The reluctance reflected exhaustion but also something deeper: distrust. Many governments increasingly fear that Trump’s foreign policy prioritizes short-term domestic political victories over alliance coordination. From tariffs to trade disputes to military crises, partners increasingly see themselves as consulted last and pressured first. This perception fundamentally alters alliance politics. Powerful states can tolerate disagreement. What they struggle to survive is declining credibility.

The Long-Term Cost of America First

The irony of Trump’s strategy is difficult to ignore. A doctrine intended to restore American strength may ultimately accelerate the erosion of American influence. The United States still dominates global finance, technology, military power, and higher education.
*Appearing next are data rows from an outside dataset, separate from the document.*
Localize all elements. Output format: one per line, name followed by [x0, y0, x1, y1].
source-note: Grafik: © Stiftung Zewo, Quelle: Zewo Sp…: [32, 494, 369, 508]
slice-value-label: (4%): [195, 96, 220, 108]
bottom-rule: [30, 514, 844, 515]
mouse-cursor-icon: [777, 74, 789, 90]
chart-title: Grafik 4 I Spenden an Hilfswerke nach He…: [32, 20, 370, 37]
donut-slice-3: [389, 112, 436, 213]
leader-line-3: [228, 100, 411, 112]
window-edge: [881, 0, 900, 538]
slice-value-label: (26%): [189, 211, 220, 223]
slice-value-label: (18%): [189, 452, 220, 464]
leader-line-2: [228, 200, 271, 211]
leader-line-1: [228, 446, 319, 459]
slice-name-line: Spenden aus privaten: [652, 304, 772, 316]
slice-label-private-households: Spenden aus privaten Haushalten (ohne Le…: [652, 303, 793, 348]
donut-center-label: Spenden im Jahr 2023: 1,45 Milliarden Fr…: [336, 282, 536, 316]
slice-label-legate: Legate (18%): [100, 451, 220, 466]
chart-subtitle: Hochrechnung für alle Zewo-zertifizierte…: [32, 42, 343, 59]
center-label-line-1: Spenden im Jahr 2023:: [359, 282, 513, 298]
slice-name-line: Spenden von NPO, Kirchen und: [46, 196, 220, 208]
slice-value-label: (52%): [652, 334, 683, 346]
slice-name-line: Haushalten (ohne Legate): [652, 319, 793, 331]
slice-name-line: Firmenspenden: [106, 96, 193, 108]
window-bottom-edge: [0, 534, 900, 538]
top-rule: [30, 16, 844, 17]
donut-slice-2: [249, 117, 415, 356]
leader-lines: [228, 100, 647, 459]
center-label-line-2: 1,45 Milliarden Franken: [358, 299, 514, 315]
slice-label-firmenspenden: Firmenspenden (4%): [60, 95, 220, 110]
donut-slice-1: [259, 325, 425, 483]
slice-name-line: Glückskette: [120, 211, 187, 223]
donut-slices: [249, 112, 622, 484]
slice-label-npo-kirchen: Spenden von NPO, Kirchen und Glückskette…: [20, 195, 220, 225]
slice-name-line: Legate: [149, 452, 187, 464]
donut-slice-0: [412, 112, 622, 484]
Its advantages remain enormous. Yet hegemony depends not only on strength, but on trust. Countries align with dominant powers because they believe dependence creates security rather than vulnerability.

Increasingly, Washington’s allies appear to believe the opposite. The systems now being built in Europe and elsewhere remain incomplete. American dominance will not disappear overnight. Visa will not suddenly vanish. NATO will not collapse tomorrow. Microsoft and Google are unlikely to be replaced immediately.

But history often changes gradually before changing suddenly. The most important development is psychological. America’s allies are no longer merely criticizing Washington – they are actively preparing for a future in which dependence on the United States becomes a strategic liability. That shift may outlast Trump himself. Because even if future administrations attempt to rebuild trust, allies are unlikely to forget a painful lesson learned twice: American voters twice elevated a leader willing to disregard international agreements, pressure allies economically, and treat partnerships as temporary transactions.

For many governments, the conclusion now seems unavoidable. The safest alliance with America may increasingly be one that depends on America less.